Diário Eletrônico

PODER JUDICIÁRIO

TRIBUNAL REGIONAL FEDERAL DA 3ª REGIÃO

APELAÇÃO / REMESSA NECESSÁRIA (1728) Nº 5008095-78.2019.4.03.6100

RELATOR: Gab. 08 - DES. FED. CARLOS MUTA

APELANTE: UNIÃO FEDERAL

APELADO: OZE PRUDENCE MADOU

OUTROS PARTICIPANTES:

 

 


 

  

APELAÇÃO / REMESSA NECESSÁRIA (1728) Nº 5008095-78.2019.4.03.6100

RELATOR: Gab. 08 - DES. FED. CARLOS MUTA

APELANTE: UNIÃO FEDERAL

APELADO: OZE PRUDENCE MADOU

 

 

  

 

R E L A T Ó R I O

 

 

Trata-se de apelação e remessa oficial à sentença que concedeu mandado de segurança para recebimento e processamento do pedido de residência de estrangeiro com base em reunião familiar, “independentemente da apresentação de certidão de antecedentes criminais emitidos por autoridade judicial e legalizada pela embaixada do país de origem, bem como sem exigência complementar de tradução para língua portuguesa”.

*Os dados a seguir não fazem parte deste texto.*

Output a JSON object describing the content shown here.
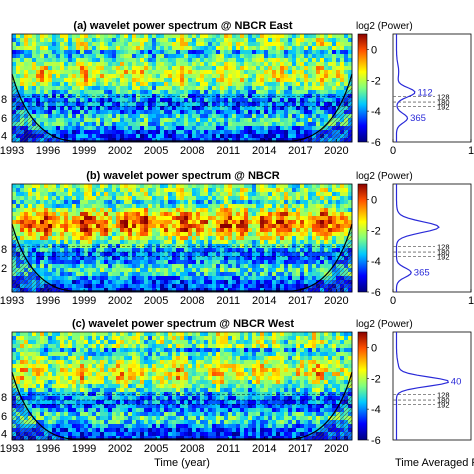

Apelou a União, alegando que: (1) a apelante, na condição de solicitante de refúgio, tem direito à residência provisória no país enquanto pendente o respectivo processo, porém pretende residência definitiva no Brasil utilizando-se de partes de normas diversas, que estabelecem regimes jurídicos distintos, para burlar exigências impostas a todos os estrangeiros, sob invocação de fundamento humanitário  – “o que é repudiado pela ordem jurídica, que denomina tal prática como ‘dépeçage’”; (2) nos termos do artigo 22 da Lei 9.474/1997, enquanto pendente processo de solicitação de refúgio, aplica-se ao estrangeiro a Lei 13.445/2017, cujos artigos 31 e 37 determinam observância das formalidades previstas nos artigos 68, §§ 3º e 4º, e 129 do Decreto 9.199/2017 para processamento do pedido de autorização de residência; (3) a exigência visa a operacionalizar o previsto no artigo 30, § 1º, da Lei de Migração, que estabelece: “Não se concederá a autorização de residência a pessoa condenada criminalmente no Brasil ou no exterior por sentença transitada em julgado, desde que a conduta esteja tipificada na legislação penal brasileira, ressalvados os casos em que:”, inexistindo, pois, ilegalidade ou ofensa à razoabilidade; (4) a dificuldade para obtenção do documento junto à representação consular do país de origem no Brasil exige dilação probatória, incompatível com a via eleita; (5) o protocolo de solicitação de refúgio garante permanência no país e obtenção de documentos de identificação, como CTPS e CPF, juntados aos autos; (6) o documento apresentado pela impetrante encontra-se em idioma estrangeiro, devendo vir acompanhado de tradução juramentada, e cuja segurança de autenticidade somente é possível mediante legalização consular (artigos 129, § 6º, e 221, III, da Lei de Registros Públicos e 63, § 2º, do Decreto 9.199/2017); e (7) a pretensão afronta a separação dos poderes e soberania nacional; pelo que se requereu a reforma do julgado ou anulação da sentença, extinguindo o feito sem exame de mérito, por inadequação da via eleita para postular direito líquido e incerto.

Houve contrarrazões.

O Ministério Público opinou pela manutenção da sentença.

É o relatório.

 

 


APELAÇÃO / REMESSA NECESSÁRIA (1728) Nº 5008095-78.2019.4.03.6100

RELATOR: Gab. 08 - DES. FED. CARLOS MUTA

APELANTE: UNIÃO FEDERAL

APELADO: OZE PRUDENCE MADOU

 

 

  

 

V O T O

 

 

Senhores Desembargadores, cuidam os autos de mandado de segurança impetrado contra o Delegado da Polícia Federal de Controle de Imigração para garantir recebimento e processamento de pedido de autorização de residência com base em reunião familiar, sem a apresentação da certidão de antecedentes criminais do país de origem legalizada e traduzida.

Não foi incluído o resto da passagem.